ÖZLEMEK ÖLÜMDEN BETER
16 Nisan 2024, 19.56 A- A+
Özlemek, insanoğlunun en derin duygularından biridir. Ancak, bazen özlemek, bir acıyla eşdeğer tutulabilir. Özlemek, sanki bir parçamızı kaybetmişiz gibi hissettirir ve bu his, adeta ölümün soğuk nefesi gibi bedenimizi sarar.
Ölüm, hayatın kaçınılmaz bir gerçeğidir. Her insan, bir gün öleceğini bilir ve bu gerçekle yaşamak zorundadır. Ancak, ölüm sadece fiziksel bir ayrılık değildir; aynı zamanda duygusal bir boşluğu da beraberinde getirir. Sevdiklerimizi kaybetmek, onları özlemek, adeta bir parçamızın kopmasına benzer.

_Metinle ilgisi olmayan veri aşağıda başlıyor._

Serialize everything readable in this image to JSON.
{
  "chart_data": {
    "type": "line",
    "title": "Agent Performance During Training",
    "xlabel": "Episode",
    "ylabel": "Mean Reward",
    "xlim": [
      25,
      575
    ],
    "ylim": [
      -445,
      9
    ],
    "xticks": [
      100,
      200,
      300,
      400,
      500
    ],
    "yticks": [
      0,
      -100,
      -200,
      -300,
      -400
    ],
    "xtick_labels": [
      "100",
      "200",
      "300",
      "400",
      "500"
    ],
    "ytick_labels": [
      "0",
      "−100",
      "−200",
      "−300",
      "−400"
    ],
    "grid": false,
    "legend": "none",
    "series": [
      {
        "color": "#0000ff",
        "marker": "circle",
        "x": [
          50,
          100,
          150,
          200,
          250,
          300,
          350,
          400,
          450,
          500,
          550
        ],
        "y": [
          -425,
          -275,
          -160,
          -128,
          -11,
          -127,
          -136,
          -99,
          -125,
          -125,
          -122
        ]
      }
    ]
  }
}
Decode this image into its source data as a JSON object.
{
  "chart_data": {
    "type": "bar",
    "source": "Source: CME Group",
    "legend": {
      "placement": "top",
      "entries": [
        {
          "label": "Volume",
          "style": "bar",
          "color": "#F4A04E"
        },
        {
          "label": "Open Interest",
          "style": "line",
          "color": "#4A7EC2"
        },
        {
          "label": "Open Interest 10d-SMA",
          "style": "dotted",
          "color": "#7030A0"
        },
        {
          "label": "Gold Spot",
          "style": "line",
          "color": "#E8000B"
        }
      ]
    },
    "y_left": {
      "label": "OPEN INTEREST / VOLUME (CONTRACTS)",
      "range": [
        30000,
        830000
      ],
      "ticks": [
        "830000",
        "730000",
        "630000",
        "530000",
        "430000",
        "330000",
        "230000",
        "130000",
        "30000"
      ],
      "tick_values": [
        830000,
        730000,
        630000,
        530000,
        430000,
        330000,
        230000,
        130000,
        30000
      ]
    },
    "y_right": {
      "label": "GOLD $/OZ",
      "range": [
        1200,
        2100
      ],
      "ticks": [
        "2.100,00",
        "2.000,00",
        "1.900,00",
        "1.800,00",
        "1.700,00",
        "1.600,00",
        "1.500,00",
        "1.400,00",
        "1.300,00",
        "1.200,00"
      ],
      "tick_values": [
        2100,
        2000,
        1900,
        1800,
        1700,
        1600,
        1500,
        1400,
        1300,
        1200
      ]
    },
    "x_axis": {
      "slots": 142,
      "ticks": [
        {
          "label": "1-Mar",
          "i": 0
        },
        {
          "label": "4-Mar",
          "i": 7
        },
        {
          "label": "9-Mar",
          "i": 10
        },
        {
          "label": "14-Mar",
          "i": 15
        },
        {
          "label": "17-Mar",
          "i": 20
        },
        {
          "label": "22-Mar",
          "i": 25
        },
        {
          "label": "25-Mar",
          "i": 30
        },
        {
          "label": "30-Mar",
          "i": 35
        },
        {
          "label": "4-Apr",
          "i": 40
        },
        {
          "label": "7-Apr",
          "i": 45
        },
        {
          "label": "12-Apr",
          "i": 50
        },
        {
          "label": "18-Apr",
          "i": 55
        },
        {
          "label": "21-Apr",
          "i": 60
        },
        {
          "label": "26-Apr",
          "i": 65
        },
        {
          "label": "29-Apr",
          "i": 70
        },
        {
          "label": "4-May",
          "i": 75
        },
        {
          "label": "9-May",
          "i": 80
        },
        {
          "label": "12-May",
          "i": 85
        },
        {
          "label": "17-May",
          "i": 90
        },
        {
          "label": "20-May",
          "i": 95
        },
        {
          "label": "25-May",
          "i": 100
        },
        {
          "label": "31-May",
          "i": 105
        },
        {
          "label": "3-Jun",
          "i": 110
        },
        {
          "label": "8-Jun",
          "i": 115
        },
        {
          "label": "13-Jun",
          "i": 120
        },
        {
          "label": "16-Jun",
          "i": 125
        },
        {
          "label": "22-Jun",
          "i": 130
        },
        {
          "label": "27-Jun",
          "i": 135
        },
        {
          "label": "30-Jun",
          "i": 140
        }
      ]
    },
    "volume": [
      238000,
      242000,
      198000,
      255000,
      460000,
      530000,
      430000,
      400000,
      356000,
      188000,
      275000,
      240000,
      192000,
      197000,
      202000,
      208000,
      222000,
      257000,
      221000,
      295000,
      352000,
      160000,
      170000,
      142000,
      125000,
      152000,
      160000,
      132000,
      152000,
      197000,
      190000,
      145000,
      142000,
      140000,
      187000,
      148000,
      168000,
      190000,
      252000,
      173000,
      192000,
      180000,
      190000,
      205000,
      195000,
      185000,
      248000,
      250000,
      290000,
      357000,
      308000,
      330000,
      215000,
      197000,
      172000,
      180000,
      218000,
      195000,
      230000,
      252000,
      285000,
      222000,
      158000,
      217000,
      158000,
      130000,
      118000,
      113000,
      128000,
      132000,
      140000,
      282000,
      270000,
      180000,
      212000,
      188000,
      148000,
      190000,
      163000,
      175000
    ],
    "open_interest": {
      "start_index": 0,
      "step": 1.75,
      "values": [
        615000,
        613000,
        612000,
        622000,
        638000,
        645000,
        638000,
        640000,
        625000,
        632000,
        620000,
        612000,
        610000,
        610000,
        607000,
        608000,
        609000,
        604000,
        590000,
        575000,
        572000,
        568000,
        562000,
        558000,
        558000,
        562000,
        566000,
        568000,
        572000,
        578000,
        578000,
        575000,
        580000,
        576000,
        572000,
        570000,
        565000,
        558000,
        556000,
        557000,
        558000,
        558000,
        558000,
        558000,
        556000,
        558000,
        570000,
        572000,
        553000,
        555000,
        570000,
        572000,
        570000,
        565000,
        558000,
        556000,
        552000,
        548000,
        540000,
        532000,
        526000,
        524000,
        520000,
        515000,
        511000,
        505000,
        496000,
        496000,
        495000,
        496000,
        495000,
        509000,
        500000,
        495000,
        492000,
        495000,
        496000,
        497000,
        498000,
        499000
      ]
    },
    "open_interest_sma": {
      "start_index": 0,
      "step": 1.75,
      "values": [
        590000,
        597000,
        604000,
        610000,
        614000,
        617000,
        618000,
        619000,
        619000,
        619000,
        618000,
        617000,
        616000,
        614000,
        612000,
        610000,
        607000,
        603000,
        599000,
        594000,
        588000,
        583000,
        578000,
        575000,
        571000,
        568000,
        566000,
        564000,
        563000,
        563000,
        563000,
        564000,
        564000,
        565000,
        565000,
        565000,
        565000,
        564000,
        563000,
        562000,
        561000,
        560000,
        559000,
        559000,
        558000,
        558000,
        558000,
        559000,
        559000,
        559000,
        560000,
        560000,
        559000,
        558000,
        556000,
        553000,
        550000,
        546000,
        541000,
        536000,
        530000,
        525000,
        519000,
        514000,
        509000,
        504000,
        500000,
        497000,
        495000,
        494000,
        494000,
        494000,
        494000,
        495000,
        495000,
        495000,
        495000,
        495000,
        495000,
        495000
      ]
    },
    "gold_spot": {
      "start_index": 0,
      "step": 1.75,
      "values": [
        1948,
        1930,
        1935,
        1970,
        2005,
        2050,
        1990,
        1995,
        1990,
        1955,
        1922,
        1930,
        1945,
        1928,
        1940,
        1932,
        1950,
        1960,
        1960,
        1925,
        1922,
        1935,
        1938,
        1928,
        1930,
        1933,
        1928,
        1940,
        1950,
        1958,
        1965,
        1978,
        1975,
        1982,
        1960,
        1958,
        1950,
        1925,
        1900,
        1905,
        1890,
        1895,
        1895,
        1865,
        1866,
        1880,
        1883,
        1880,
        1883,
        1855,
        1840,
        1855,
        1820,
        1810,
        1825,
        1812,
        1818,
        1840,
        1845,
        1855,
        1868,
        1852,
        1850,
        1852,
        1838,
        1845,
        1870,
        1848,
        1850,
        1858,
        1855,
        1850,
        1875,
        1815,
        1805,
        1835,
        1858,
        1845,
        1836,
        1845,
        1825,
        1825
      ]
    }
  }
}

Özlemek, özellikle sevdiklerimizi kaybettiğimizde, sanki bir parçamızın öldüğünü hissettirir. Onların sesini, gülüşünü, dokunuşunu özleriz ve bu özlem, adeta bir yara gibi kalbimizi acıtır. Her an, onları yeniden görmeyi, yanımızda hissetmeyi umarız ama geri dönüşü olmayan bir yolculuğa çıktıklarını biliriz.
Özlemek, zamanla hafifleyen bir duygu değildir. Tam tersine, zaman geçtikçe daha da derinleşir ve insanın içini kemiren bir acı haline gelir. Özlem, bazen geçmişte yaşanan güzel anıları hatırlatırken, bazen de geleceğe dair umutları söndürür. Ancak, bu duygunun varlığı, sevdiklerimizin yaşamlarımızda bıraktığı değeri de hatırlatır.
Özlemek, yaşamın bir parçasıdır ve onunla başa çıkmak için zaman zaman mücadele etmek gerekir. Ancak, özlemek aynı zamanda sevdiklerimizi hatırlamak ve onların bıraktığı mirasa sahip çıkmak anlamına gelir. Onların hatıralarını yaşatmak, onları ölümsüzleştirmek demektir.
Özlemek ölüm gibi, derin ve karanlık bir his olabilir. Ancak, bu hisle başa çıkmak ve hayata devam etmek, sevdiklerimize olan saygımızın bir göstergesidir. Onların hatıralarını yaşatmak ve gelecek nesillere aktarmak, özlemimizi bir nebze olsun hafifletebilir. Çünkü sevdiklerimizi özlemek, onların yaşamlarında bıraktığı izleri sonsuza kadar taşımak demektir.